Note:Incircle of a triangle is the circle, which touches all three sides of a triangle. It is the largest circle contained in the triangle; it touches the three sides. The center of the incircle is a triangle center called the triangle’s incenter. The incenter can be found as the intersection of the three internal angle bisectors. Any line through a triangle that splits both the triangle’s area and its perimeter in half goes through the triangle’s incenter. There are either one, two, or three of these for any given triangle. The incircle radius is no greater than one-ninth the sum of the altitudes. All regular polygons have incircles tangent to all sides, but not all polygons do; those that do are tangential polygons. Some common in-radius formula-
$r = \dfrac{\vartriangle }{s}$
$r = (s - a)\tan \dfrac{A}{2} = (s - b)\tan \dfrac{B}{2} = (s - c)\tan \dfrac{C}{2}$ [in terms of side angle, and semi-perimeter]

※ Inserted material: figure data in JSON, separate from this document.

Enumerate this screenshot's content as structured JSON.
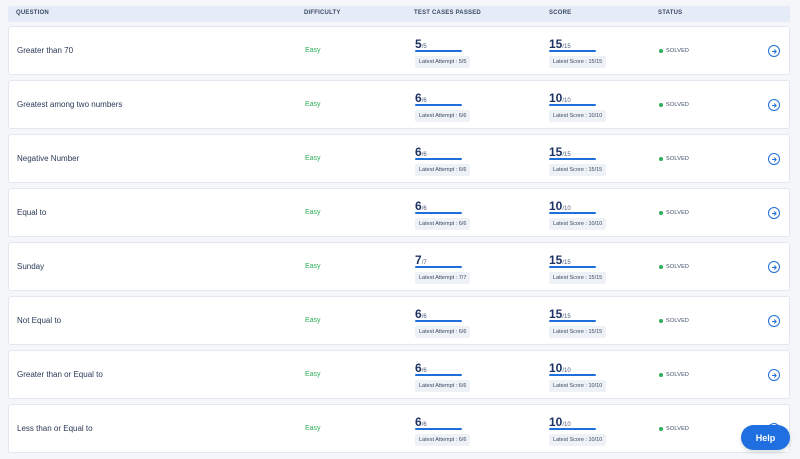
{
  "columns": {
    "question": "QUESTION",
    "difficulty": "DIFFICULTY",
    "tests": "TEST CASES PASSED",
    "score": "SCORE",
    "status": "STATUS"
  },
  "rows": [
    {
      "title": "Greater than 70",
      "difficulty": "Easy",
      "passed": "5",
      "total": "/5",
      "attempt": "Latest Attempt : 5/5",
      "score": "15",
      "max": "/15",
      "latest_score": "Latest Score : 15/15",
      "status": "SOLVED"
    },
    {
      "title": "Greatest among two numbers",
      "difficulty": "Easy",
      "passed": "6",
      "total": "/6",
      "attempt": "Latest Attempt : 6/6",
      "score": "10",
      "max": "/10",
      "latest_score": "Latest Score : 10/10",
      "status": "SOLVED"
    },
    {
      "title": "Negative Number",
      "difficulty": "Easy",
      "passed": "6",
      "total": "/6",
      "attempt": "Latest Attempt : 6/6",
      "score": "15",
      "max": "/15",
      "latest_score": "Latest Score : 15/15",
      "status": "SOLVED"
    },
    {
      "title": "Equal to",
      "difficulty": "Easy",
      "passed": "6",
      "total": "/6",
      "attempt": "Latest Attempt : 6/6",
      "score": "10",
      "max": "/10",
      "latest_score": "Latest Score : 10/10",
      "status": "SOLVED"
    },
    {
      "title": "Sunday",
      "difficulty": "Easy",
      "passed": "7",
      "total": "/7",
      "attempt": "Latest Attempt : 7/7",
      "score": "15",
      "max": "/15",
      "latest_score": "Latest Score : 15/15",
      "status": "SOLVED"
    },
    {
      "title": "Not Equal to",
      "difficulty": "Easy",
      "passed": "6",
      "total": "/6",
      "attempt": "Latest Attempt : 6/6",
      "score": "15",
      "max": "/15",
      "latest_score": "Latest Score : 15/15",
      "status": "SOLVED"
    },
    {
      "title": "Greater than or Equal to",
      "difficulty": "Easy",
      "passed": "6",
      "total": "/6",
      "attempt": "Latest Attempt : 6/6",
      "score": "10",
      "max": "/10",
      "latest_score": "Latest Score : 10/10",
      "status": "SOLVED"
    },
    {
      "title": "Less than or Equal to",
      "difficulty": "Easy",
      "passed": "6",
      "total": "/6",
      "attempt": "Latest Attempt : 6/6",
      "score": "10",
      "max": "/10",
      "latest_score": "Latest Score : 10/10",
      "status": "SOLVED"
    }
  ],
  "help": {
    "label": "Help"
  },
  "icons": {
    "open": "arrow-right-circle-icon",
    "status": "status-dot-icon"
  },
  "colors": {
    "accent": "#1e6fd9",
    "easy": "#2fae5a",
    "solved_dot": "#2fae5a",
    "header_bg": "#e6ecf7"
  }
}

In terms of side and all half angles-
$r = \dfrac{{a\sin \dfrac{B}{2}\sin \dfrac{C}{2}}}{{\cos \dfrac{A}{2}}}$
$r = \dfrac{{b\sin \dfrac{C}{2}\sin \dfrac{A}{2}}}{{\cos \dfrac{B}{2}}}$
$r = \dfrac{{c\sin \dfrac{A}{2}\sin \dfrac{B}{2}}}{{\cos \dfrac{C}{2}}}$
There is one more concept of excircle and excenter of a triangle. It can be explained as the circle lying outside the triangle, tangent to one of its sides and tangent to the extensions of the other two. Every triangle has three distinct excircles, each tangent to one of the triangle’s sides.